Direito Fundamental ao Trabalho Digno no Século XXI (Volume II)

Apresentação

Vivemos uma era de grandes e rápidas transformações. Nos últimos 250 anos, a humanidade passou por mudanças profundas, que alteraram de forma definitiva a organização das cidades, do trabalho e da vida em sociedade. No século XXI, todas essas modificações se tornaram ainda mais intensas, impulsionadas pela tecnologia e pela robotização, especialmente no mundo do trabalho – um fenômeno que traz novos desafios, em diversas instâncias.

Nesse contexto, o Direito surge como ferramenta para auxiliar na proteção de garantias básicas aos cidadãos. No Ocidente, leis e demais normas foram criadas para trazer segurança às relações trabalhistas, especialmente porque o poder econômico pode, por vezes, subjugar o elo mais frágil dessa cadeia. Em outras palavras, em Estados Democráticos, todo e qualquer trabalhador precisa ter acesso a um patamar mínimo de direitos e garantias que lhe assegure um sentido de dignidade.

Trata-se de algo complexo, ainda mais se considerarmos o caso específico do Brasil. Nossa diversidade e tamanho trazem uma imensa gama de possibilidades para as relações laborais, aumentando os desafios nessa seara. Como o direito ao trabalho digno pode ser concretizado nas atividades do campo? E na indústria? E no setor de serviços? Mais que isso: de que forma garantir trabalho digno para trabalhadores que vivem em uma sociedade desigual como a nossa?
Sabemos, infelizmente, que o Brasil ainda patina quando o assunto é dar oportunidades equânimes para todos. O Relatório de Desenvolvimento Humano (RDH) de 2019, do Programa das Nações Unidas para o Desenvolvimento (Pnud), colocou o Brasil como o 7º país mais desigual do mundo.
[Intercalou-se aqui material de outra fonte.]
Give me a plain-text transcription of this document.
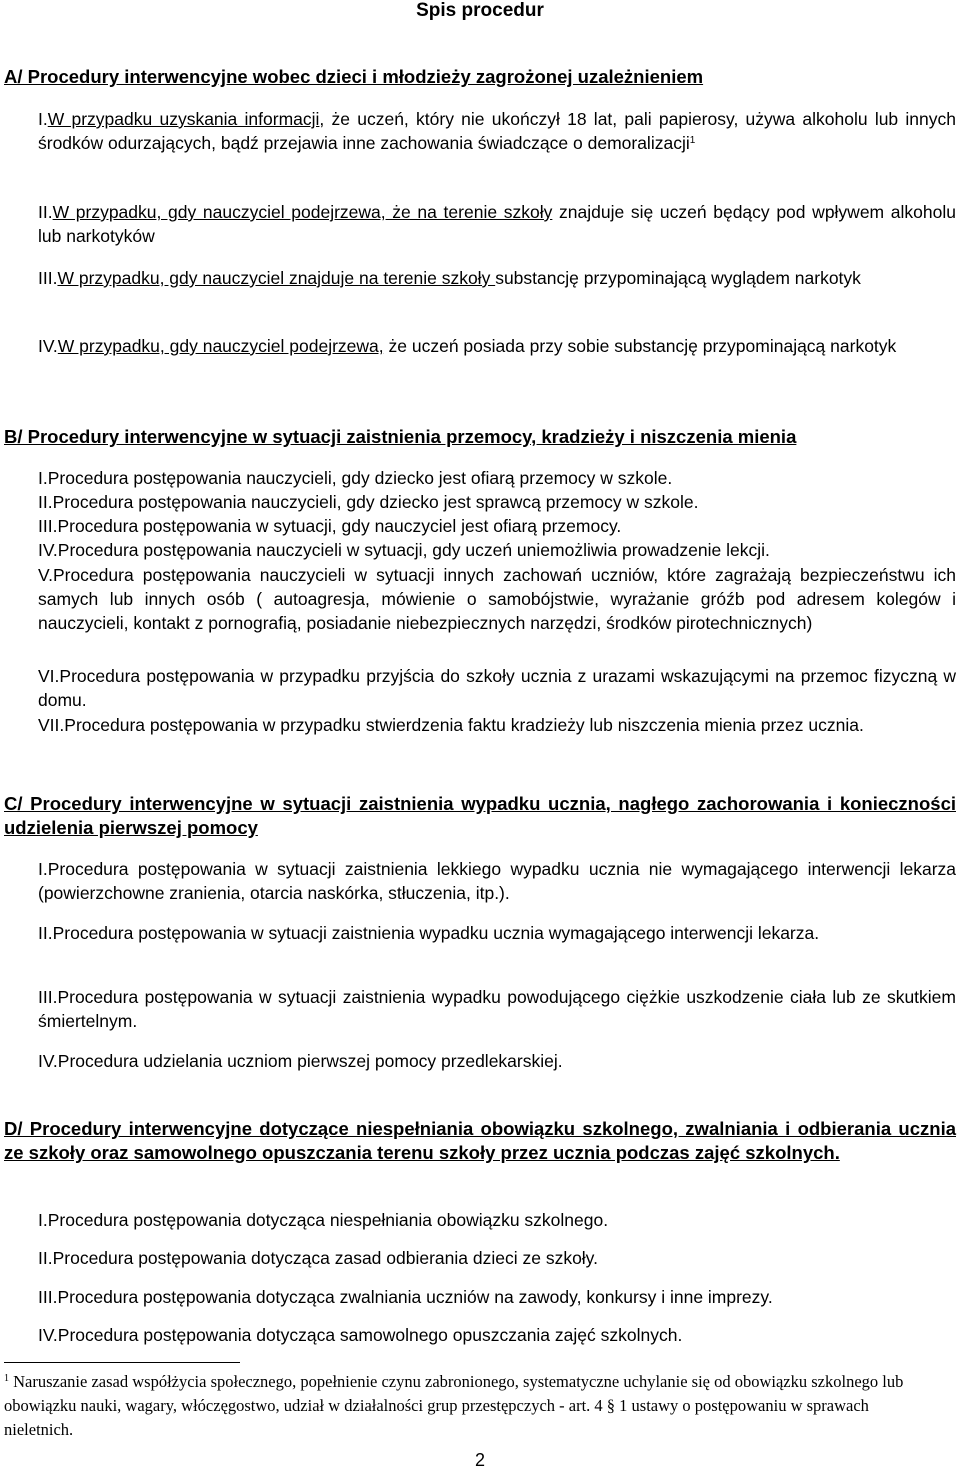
Spis procedur
A/ Procedury interwencyjne wobec dzieci i młodzieży zagrożonej uzależnieniem
I.W przypadku uzyskania informacji, że uczeń, który nie ukończył 18 lat, pali papierosy, używa alkoholu lub innych środków odurzających, bądź przejawia inne zachowania świadczące o demoralizacji$^1$
II.W przypadku, gdy nauczyciel podejrzewa, że na terenie szkoły znajduje się uczeń będący pod wpływem alkoholu lub narkotyków
III.W przypadku, gdy nauczyciel znajduje na terenie szkoły substancję przypominającą wyglądem narkotyk
IV.W przypadku, gdy nauczyciel podejrzewa, że uczeń posiada przy sobie substancję przypominającą narkotyk
B/ Procedury interwencyjne w sytuacji zaistnienia przemocy, kradzieży i niszczenia mienia
I.Procedura postępowania nauczycieli, gdy dziecko jest ofiarą przemocy w szkole.
II.Procedura postępowania nauczycieli, gdy dziecko jest sprawcą przemocy w szkole.
III.Procedura postępowania w sytuacji, gdy nauczyciel jest ofiarą przemocy.
IV.Procedura postępowania nauczycieli w sytuacji, gdy uczeń uniemożliwia prowadzenie lekcji.
V.Procedura postępowania nauczycieli w sytuacji innych zachowań uczniów, które zagrażają bezpieczeństwu ich samych lub innych osób ( autoagresja, mówienie o samobójstwie, wyrażanie gróźb pod adresem kolegów i nauczycieli, kontakt z pornografią, posiadanie niebezpiecznych narzędzi, środków pirotechnicznych)
VI.Procedura postępowania w przypadku przyjścia do szkoły ucznia z urazami wskazującymi na przemoc fizyczną w domu.
VII.Procedura postępowania w przypadku stwierdzenia faktu kradzieży lub niszczenia mienia przez ucznia.
C/ Procedury interwencyjne w sytuacji zaistnienia wypadku ucznia, nagłego zachorowania i konieczności udzielenia pierwszej pomocy
I.Procedura postępowania w sytuacji zaistnienia lekkiego wypadku ucznia nie wymagającego interwencji lekarza (powierzchowne zranienia, otarcia naskórka, stłuczenia, itp.).
II.Procedura postępowania w sytuacji zaistnienia wypadku ucznia wymagającego interwencji lekarza.
III.Procedura postępowania w sytuacji zaistnienia wypadku powodującego ciężkie uszkodzenie ciała lub ze skutkiem śmiertelnym.
IV.Procedura udzielania uczniom pierwszej pomocy przedlekarskiej.
D/ Procedury interwencyjne dotyczące niespełniania obowiązku szkolnego, zwalniania i odbierania ucznia ze szkoły oraz samowolnego opuszczania terenu szkoły przez ucznia podczas zajęć szkolnych.
I.Procedura postępowania dotycząca niespełniania obowiązku szkolnego.
II.Procedura postępowania dotycząca zasad odbierania dzieci ze szkoły.
III.Procedura postępowania dotycząca zwalniania uczniów na zawody, konkursy i inne imprezy.
IV.Procedura postępowania dotycząca samowolnego opuszczania zajęć szkolnych.
$^1$ Naruszanie zasad współżycia społecznego, popełnienie czynu zabronionego, systematyczne uchylanie się od obowiązku szkolnego lub obowiązku nauki, wagary, włóczęgostwo, udział w działalności grup przestępczych - art. 4 § 1 ustawy o postępowaniu w sprawach nieletnich.
2
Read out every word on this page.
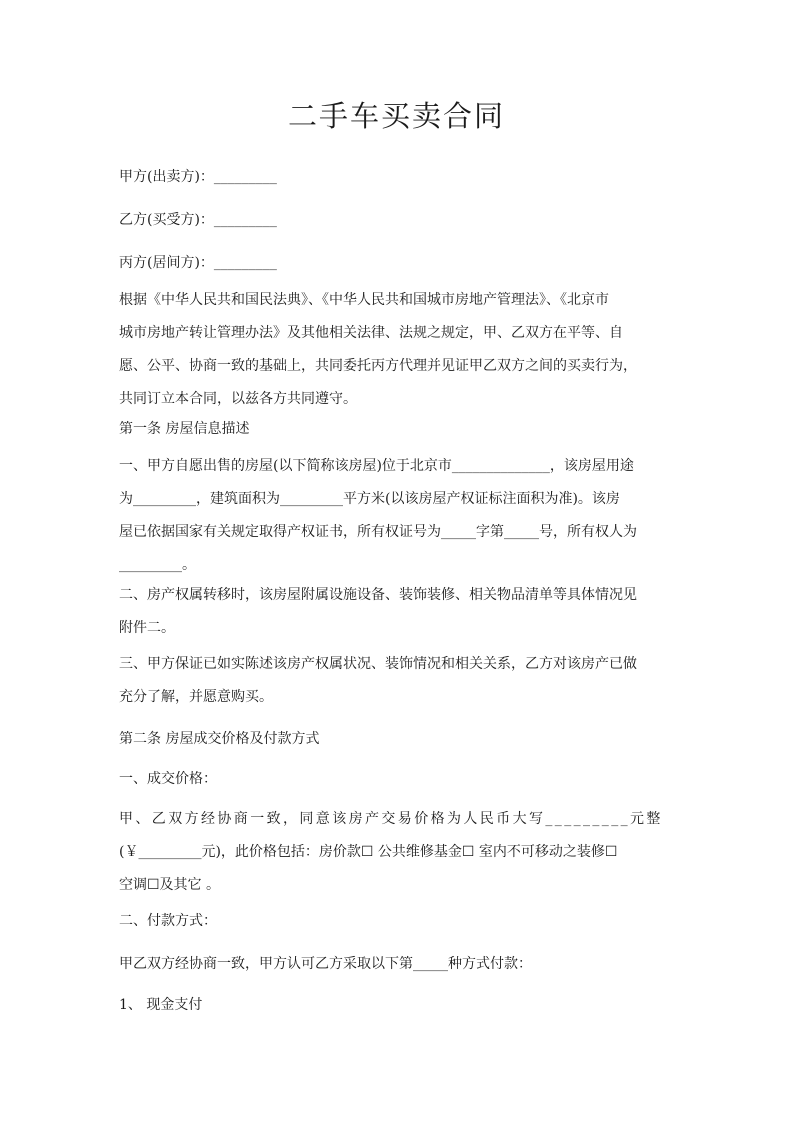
二手车买卖合同
甲方(出卖方)：_________
乙方(买受方)：_________
丙方(居间方)：_________
根据《中华人民共和国民法典》、《中华人民共和国城市房地产管理法》、《北京市
城市房地产转让管理办法》及其他相关法律、法规之规定，甲、乙双方在平等、自
愿、公平、协商一致的基础上，共同委托丙方代理并见证甲乙双方之间的买卖行为，
共同订立本合同，以兹各方共同遵守。
第一条 房屋信息描述
一、甲方自愿出售的房屋(以下简称该房屋)位于北京市______________，该房屋用途
为_________，建筑面积为_________平方米(以该房屋产权证标注面积为准)。该房
屋已依据国家有关规定取得产权证书，所有权证号为_____字第_____号，所有权人为
_________。
二、房产权属转移时，该房屋附属设施设备、装饰装修、相关物品清单等具体情况见
附件二。
三、甲方保证已如实陈述该房产权属状况、装饰情况和相关关系，乙方对该房产已做
充分了解，并愿意购买。
第二条 房屋成交价格及付款方式
一、成交价格：
甲、乙双方经协商一致，同意该房产交易价格为人民币大写_________元整
(￥_________元)，此价格包括：房价款☐ 公共维修基金☐ 室内不可移动之装修☐
空调☐及其它 。
二、付款方式：
甲乙双方经协商一致，甲方认可乙方采取以下第_____种方式付款：
1、 现金支付
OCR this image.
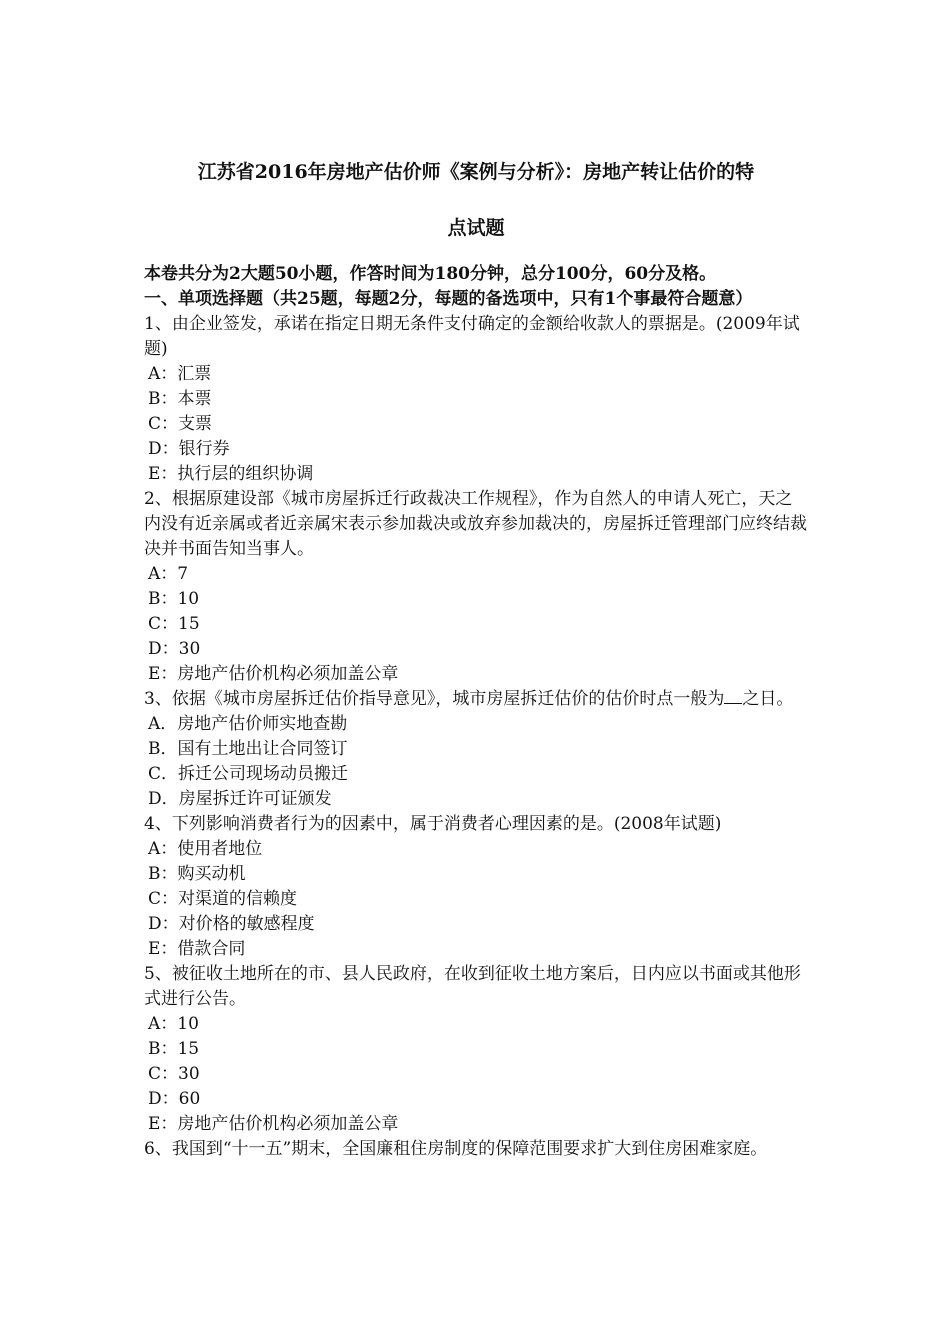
江苏省2016年房地产估价师《案例与分析》：房地产转让估价的特
点试题
本卷共分为2大题50小题，作答时间为180分钟，总分100分，60分及格。
一、单项选择题（共25题，每题2分，每题的备选项中，只有1个事最符合题意）
1、由企业签发，承诺在指定日期无条件支付确定的金额给收款人的票据是。(2009年试题)
A：汇票
B：本票
C：支票
D：银行券
E：执行层的组织协调
2、根据原建设部《城市房屋拆迁行政裁决工作规程》，作为自然人的申请人死亡，天之内没有近亲属或者近亲属宋表示参加裁决或放弃参加裁决的，房屋拆迁管理部门应终结裁决并书面告知当事人。
A：7
B：10
C：15
D：30
E：房地产估价机构必须加盖公章
3、依据《城市房屋拆迁估价指导意见》，城市房屋拆迁估价的估价时点一般为 之日。
A．房地产估价师实地查勘
B．国有土地出让合同签订
C．拆迁公司现场动员搬迁
D．房屋拆迁许可证颁发
4、下列影响消费者行为的因素中，属于消费者心理因素的是。(2008年试题)
A：使用者地位
B：购买动机
C：对渠道的信赖度
D：对价格的敏感程度
E：借款合同
5、被征收土地所在的市、县人民政府，在收到征收土地方案后，日内应以书面或其他形式进行公告。
A：10
B：15
C：30
D：60
E：房地产估价机构必须加盖公章
6、我国到“十一五”期末，全国廉租住房制度的保障范围要求扩大到住房困难家庭。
Levantamentos regulares feitos pelo Instituto de Pesquisa Econômica Aplicada (Ipea) corroboram isso, ao indicar que o desemprego e a pobreza afetam mais duramente jovens, negros e mulheres.

Somam-se à desigualdade inerente ao país os inúmeros desafios advindos do desenvolvimento das tecnologias de informação e comunicação – tanto ao considerarmos a necessidade de ampliar o acesso a esses recursos quanto ao levar em conta a forma como eles também têm impactado o mundo do trabalho. As relações laborais digitais são cada vez mais aceleradas, subvertem a tradicional ordem do tempo e da presença para impor sua própria lógica.

Esta coleção, coordenada pela Professora Doutora Gabriela Neves Delgado, da Faculdade de Direito da Universidade de Brasília – UnB, lança luz sobre essas e outras questões relacionadas ao mundo do trabalho, urgentes e necessárias nos dias de hoje. A Doutora Gabriela é uma docente brilhante, especialista em Direito do Trabalho e que compartilha de uma visão humanista de sua área de expertise, compreendendo a necessidade de que leis e instituições pautem sua atuação com base na preservação da ética e da racionalidade, e na busca da justiça social.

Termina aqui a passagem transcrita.